The function effective_prio() modifies the process' static priority. It returns a priority between 100 and 139 (MAX_RT_PRIO to MAX__PRIO-1). The process' static priority can be modified by up to 5 in either direction based on its previous CPU usage and time spent sleeping, but it always remains in this range. From the command line, we talk about the nice value of a process, which can range from +19 to -20 (lowest to highest priority). A nice priority of 0 corresponds to a static priority of 120.

Line 749

The process has its CPU attribute set to the current CPU.

Lines 951960

The overview of this code block is that the new process, or child, copies the scheduling information from its parent, which is current, and then inserts itself into the run queue in the appropriate place. We have finished our modifications of the run queue, so we unlock it. The following paragraph and Figure 3.13 discuss this process in more detail.

Figure 3.13. Run Queue Insertion

The pointer array points to a priority array in the run queue. If the current process isn't pointing to a priority array, it means that the current process has finished or is asleep. In that case, the current process' runlist field is not in the queue of the run queue's priority array, which means that the list_add_tail() operation (on line 955) would fail. Instead, we insert the newly created process using __activate_task(), which adds the new process to the queue without referring to its parent.

In the normal case, when the current process is waiting for CPU time on a run queue, the process is added to the queue residing at slot p->prio in the priority array. The array that the process was added to has its process counter, nr_active, incremented and the run queue has its process counter, nr_running, incremented. Finally, we unlock the run queue lock.
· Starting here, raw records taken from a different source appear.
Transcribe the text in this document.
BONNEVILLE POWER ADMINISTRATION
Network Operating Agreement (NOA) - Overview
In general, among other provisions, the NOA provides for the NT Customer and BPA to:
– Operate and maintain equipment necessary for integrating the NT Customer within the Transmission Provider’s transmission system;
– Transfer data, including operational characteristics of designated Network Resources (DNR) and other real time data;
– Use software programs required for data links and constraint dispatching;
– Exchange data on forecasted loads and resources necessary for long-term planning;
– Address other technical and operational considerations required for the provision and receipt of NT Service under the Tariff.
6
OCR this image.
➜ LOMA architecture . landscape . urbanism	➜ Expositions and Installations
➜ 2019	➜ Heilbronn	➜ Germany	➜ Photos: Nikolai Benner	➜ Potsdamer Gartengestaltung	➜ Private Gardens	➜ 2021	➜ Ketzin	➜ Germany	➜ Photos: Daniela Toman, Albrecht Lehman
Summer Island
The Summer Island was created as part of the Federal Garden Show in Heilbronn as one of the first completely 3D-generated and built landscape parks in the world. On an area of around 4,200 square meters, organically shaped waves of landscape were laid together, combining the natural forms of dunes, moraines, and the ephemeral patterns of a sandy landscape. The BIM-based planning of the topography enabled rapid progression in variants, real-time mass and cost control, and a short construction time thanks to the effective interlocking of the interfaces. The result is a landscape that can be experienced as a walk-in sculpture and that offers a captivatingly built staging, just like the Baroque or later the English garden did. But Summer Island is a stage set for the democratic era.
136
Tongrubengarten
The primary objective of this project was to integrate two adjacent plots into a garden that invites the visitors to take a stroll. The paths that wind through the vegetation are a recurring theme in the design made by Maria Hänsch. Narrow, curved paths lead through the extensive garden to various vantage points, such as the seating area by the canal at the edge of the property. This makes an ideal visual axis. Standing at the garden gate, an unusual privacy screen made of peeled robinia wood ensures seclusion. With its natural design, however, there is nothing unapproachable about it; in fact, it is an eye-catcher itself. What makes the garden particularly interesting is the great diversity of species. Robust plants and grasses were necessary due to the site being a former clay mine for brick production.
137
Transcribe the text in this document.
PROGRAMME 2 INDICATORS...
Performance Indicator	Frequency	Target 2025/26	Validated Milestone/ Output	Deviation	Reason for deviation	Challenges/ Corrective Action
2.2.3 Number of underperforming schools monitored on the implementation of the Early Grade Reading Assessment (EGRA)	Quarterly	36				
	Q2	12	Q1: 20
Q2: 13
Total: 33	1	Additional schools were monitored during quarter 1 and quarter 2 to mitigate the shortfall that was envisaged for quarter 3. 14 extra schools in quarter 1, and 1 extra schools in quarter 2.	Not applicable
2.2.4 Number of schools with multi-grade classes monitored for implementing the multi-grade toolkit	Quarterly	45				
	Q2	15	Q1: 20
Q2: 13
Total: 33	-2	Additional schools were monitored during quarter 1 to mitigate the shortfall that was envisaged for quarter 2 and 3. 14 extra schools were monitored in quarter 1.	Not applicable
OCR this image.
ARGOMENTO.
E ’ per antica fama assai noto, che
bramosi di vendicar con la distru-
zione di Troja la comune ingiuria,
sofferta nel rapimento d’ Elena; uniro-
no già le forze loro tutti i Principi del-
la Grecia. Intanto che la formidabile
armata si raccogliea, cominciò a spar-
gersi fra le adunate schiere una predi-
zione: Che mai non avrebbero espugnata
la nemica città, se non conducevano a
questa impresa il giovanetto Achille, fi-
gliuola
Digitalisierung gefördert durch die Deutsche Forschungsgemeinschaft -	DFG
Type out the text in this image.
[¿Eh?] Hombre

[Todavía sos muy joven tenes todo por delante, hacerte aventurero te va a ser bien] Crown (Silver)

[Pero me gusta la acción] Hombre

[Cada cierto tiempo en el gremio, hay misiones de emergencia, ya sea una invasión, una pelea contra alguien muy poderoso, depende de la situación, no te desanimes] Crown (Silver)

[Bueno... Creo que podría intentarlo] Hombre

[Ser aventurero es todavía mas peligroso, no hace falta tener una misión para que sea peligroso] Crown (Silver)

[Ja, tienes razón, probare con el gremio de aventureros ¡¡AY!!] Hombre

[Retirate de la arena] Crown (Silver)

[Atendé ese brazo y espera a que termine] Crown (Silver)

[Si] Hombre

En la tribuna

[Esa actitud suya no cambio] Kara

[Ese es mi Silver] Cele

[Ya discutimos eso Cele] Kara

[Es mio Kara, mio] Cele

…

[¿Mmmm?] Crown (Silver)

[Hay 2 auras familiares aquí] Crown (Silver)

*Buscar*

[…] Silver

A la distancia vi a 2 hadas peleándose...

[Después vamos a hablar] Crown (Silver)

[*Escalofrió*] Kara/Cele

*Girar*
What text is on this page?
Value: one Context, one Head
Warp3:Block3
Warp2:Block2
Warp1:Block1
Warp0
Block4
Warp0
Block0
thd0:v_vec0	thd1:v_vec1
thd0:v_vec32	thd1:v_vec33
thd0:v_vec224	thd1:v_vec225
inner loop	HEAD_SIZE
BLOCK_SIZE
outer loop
The case where the current process doesn't point to a priority array on the run queue is useful in seeing how the scheduler manages the run queue and priority array attributes.

 ----------------------------------------------------------------------- kernel/sched.c 366 static inline void __activate_task(task_t *p, runqueue_t *rq) 367 { 368   enqueue_task(p, rq->active); 369   rq->nr_running++; 370 } -----------------------------------------------------------------------

__activate_task() places the given process p on to the active priority array on the run queue rq and increments the run queue's nr_running field, which is the counter for total number of processes that are on the run queue.

 ----------------------------------------------------------------------- kernel/sched.c 311 static void enqueue_task(struct task_struct *p, prio_array_t *array) 312 { 313   list_add_tail(&p->run_list, array->queue + p->prio); 314   __set_bit(p->prio, array->bitmap); 315   array->nr_active++; 316   p->array = array; 317 } -----------------------------------------------------------------------

Lines 311312

enqueue_task() takes a process p and places it on priority array array, while initializing aspects of the priority array.

Line 313

The process' run_list is added to the tail of the queue located at p->prio in the priority array.

Line 314

The priority array's bitmap at priority p->prio is set so when the scheduler runs, it can see that there is a process to run at priority p->prio.

Line 315

The priority array's process counter is incremented to reflect the addition of the new process.

Line 316

The process' array pointer is set to the priority array to which it was just added.

To recap, the act of adding a newly forked process is fairly straightforward, even though the code can be confusing because of similar names throughout the scheduler. A process is placed at the end of a list in a run queue's priority array at the slot specified by the process' priority. The process then records the location of the priority array and the list it's located in within its structure.